Is Gentrification a Carcinogen?

Neighborhood Change and Cancerous Vehicle Emissions in Los Angeles County

Nerdopolis Ave
4 min readFeb 18, 2022

By Jared Schachner (the newest member of the Nerdopolis Ave Family)

Gentrification debates have long centered on fears of displacing disadvantaged residents, disrupting local retail corridors, and disintegrating social networks. Among the many impacts wrought by rapid demographic and economic transformations in historically disadvantaged neighborhoods, there is one less well known: residents’ physical health may also suffer.

Few gentrification critics and urban policy experts have seriously considered this possibility or theorized why it might be the case, but illuminating the health dimensions of gentrification is crucial to gaining a fuller picture of its consequences.

In a new working paper, I propose that gentrification fuels not only spiraling housing costs but also rising levels of cancer risk among long-term residents, who were already vulnerable in the first place.The logic goes something like this: as gentrifying neighborhoods receive influxes of richer, whiter residents, private vehicles emitting large quantities of carcinogenic toxins come with them.

The argument draws on two growing bodies of research. The first shows that private vehicles have supplanted manufacturing facilities as a primary source of carcinogenic emissions in contemporary American cities. The second reveals that higher-income households tend to have more private vehicles and use them more often than lower-income households, especially immigrant ones. If gentrifying neighborhoods attract higher-income households and their pollutant-emitting vehicles, then residents who remain in place may face higher cancer risks over the course of their lives.

This is exactly what I find when analyzing neighborhood data from Los Angeles County. L.A. is an interesting case because it is both notorious for its automobile dependency, and it is enduring particularly strong gentrification pressures. I use Urban Displacement Project data to identify neighborhoods that gentrified during the 2000s and link these indicators to neighborhood data on vehicle ownership and residents’ estimated cancer risk– the latter from Environmental Protection Agency’s National Air Toxics Assessment (EPA-NATA) and the former from the U.S. Census and American Community Survey.

I find that over the course of the 2000s, gentrifying L.A. neighborhoods’ cancer risks climbed by over half a standard deviation more than otherwise-similar disadvantaged neighborhoods that did not gentrify (see figure below). Moreover, nearly half of gentrification’s carcinogenic effect may be explained by increasing vehicular density.

I conclude that gentrification may be a carcinogen. This provocative finding is particularly salient for populations that already suffer disproportionately high risks of cancer and other chronic illnesses: low-income minorities living in urban neighborhoods.

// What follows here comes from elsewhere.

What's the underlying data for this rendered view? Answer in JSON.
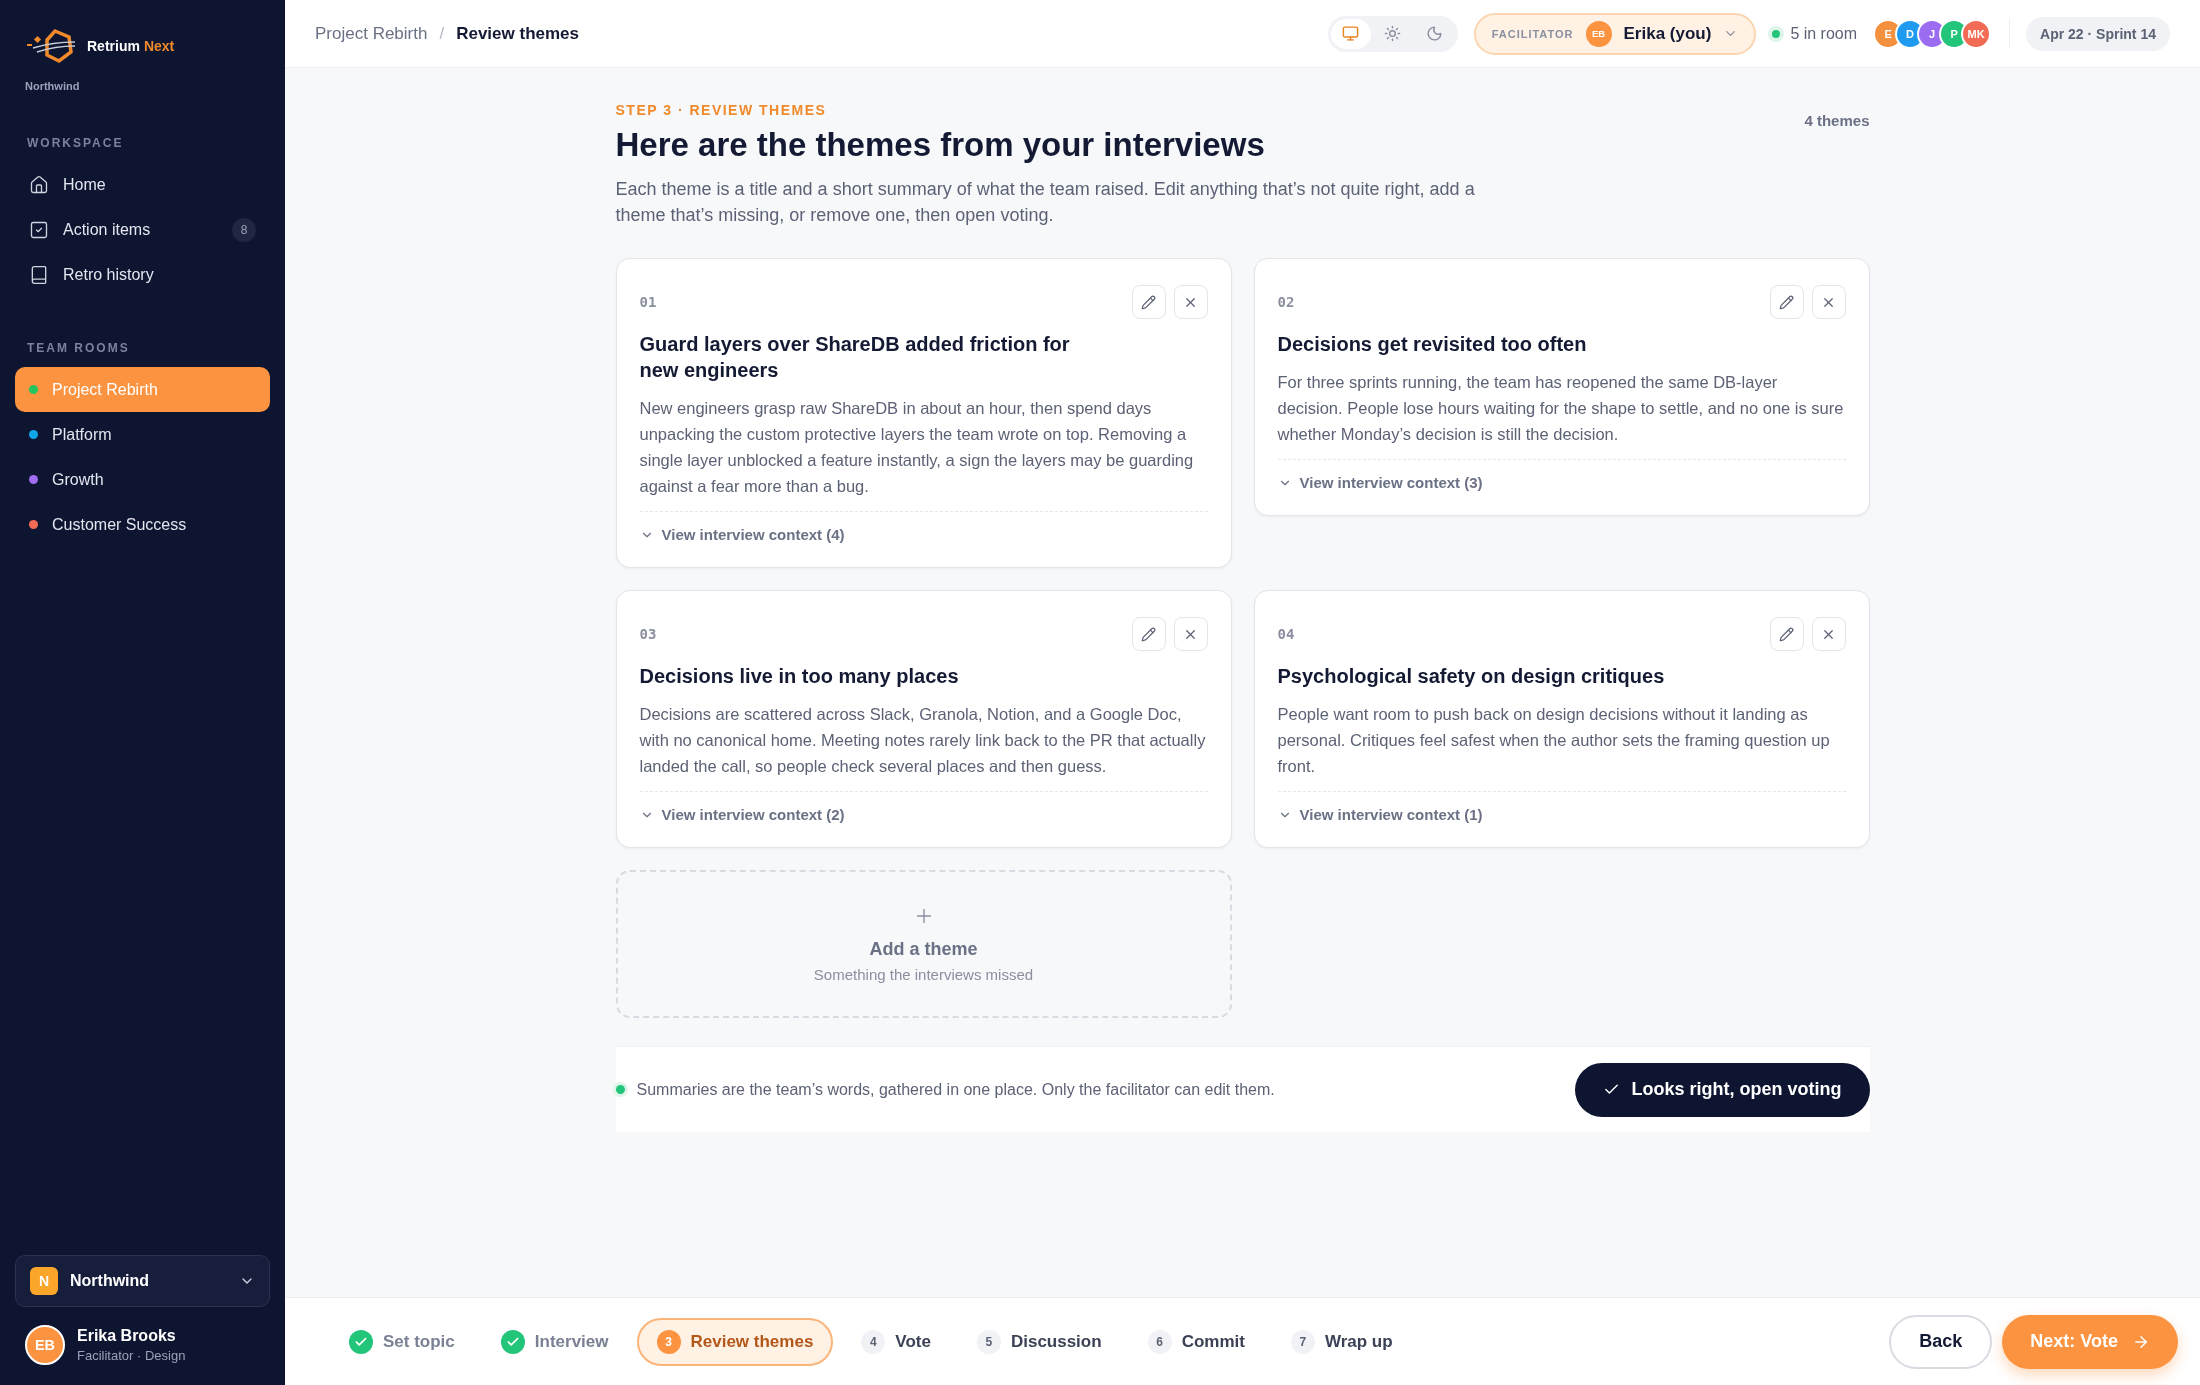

Sorry, dear readers, for these bleak findings. But there could be hope. Policy interventions may help make this looming threat less lethal. Ongoing efforts to boost electric vehicle sales may modestly reduce gentrification’s carcinogenic effects in the short run. Longer-term strategies aimed at encouraging transportation mode shift and reducing car dependency are likely required to more substantively address the threat. Although this may be a particularly heavy lift in car-centric Los Angeles, the county has already invested billions in public transit infrastructure, which should theoretically reduce car reliance down the line. The federal infrastructure bill could further bolster those investments and spur others, such as the extension of bike lanes, which are notoriously scarce in the city, and incentives for private and public investments that make neighborhoods more walkable.

When it comes to gentrification, environmental justice-oriented policies have long been secondary to housing-oriented interventions, like rent control and subsidized housing units. But a cruel unintended consequence of these policies is that by keeping long-term residents in place, they may inadvertently increase vulnerable populations’ exposure to an increasingly carcinogenic environment. The bottom line: we must ensure that historically disadvantaged neighborhoods do not become increasingly toxic as they become increasingly rich.

— — — —

Jared Schachner is an urban researcher. After completing his Ph.D. in Sociology & Social Policy at Harvard University, he began a postdoctoral fellowship at the University of Chicago, where he is affiliated with the Department of Sociology, Mansueto Institute for Urban Innovation, and the UChicago Consortium on School Research. Before his foray into academia, Jared spent several years working as a management consultant at the Monitor Group, where he collaborated with nonprofit leaders of organizations ranging from the United Negro College Fund to the National Audubon Society to amplify their social impacts. His current research examines whether and how neighborhoods, schools, and childcare settings shape the transmission of skills and status across generations.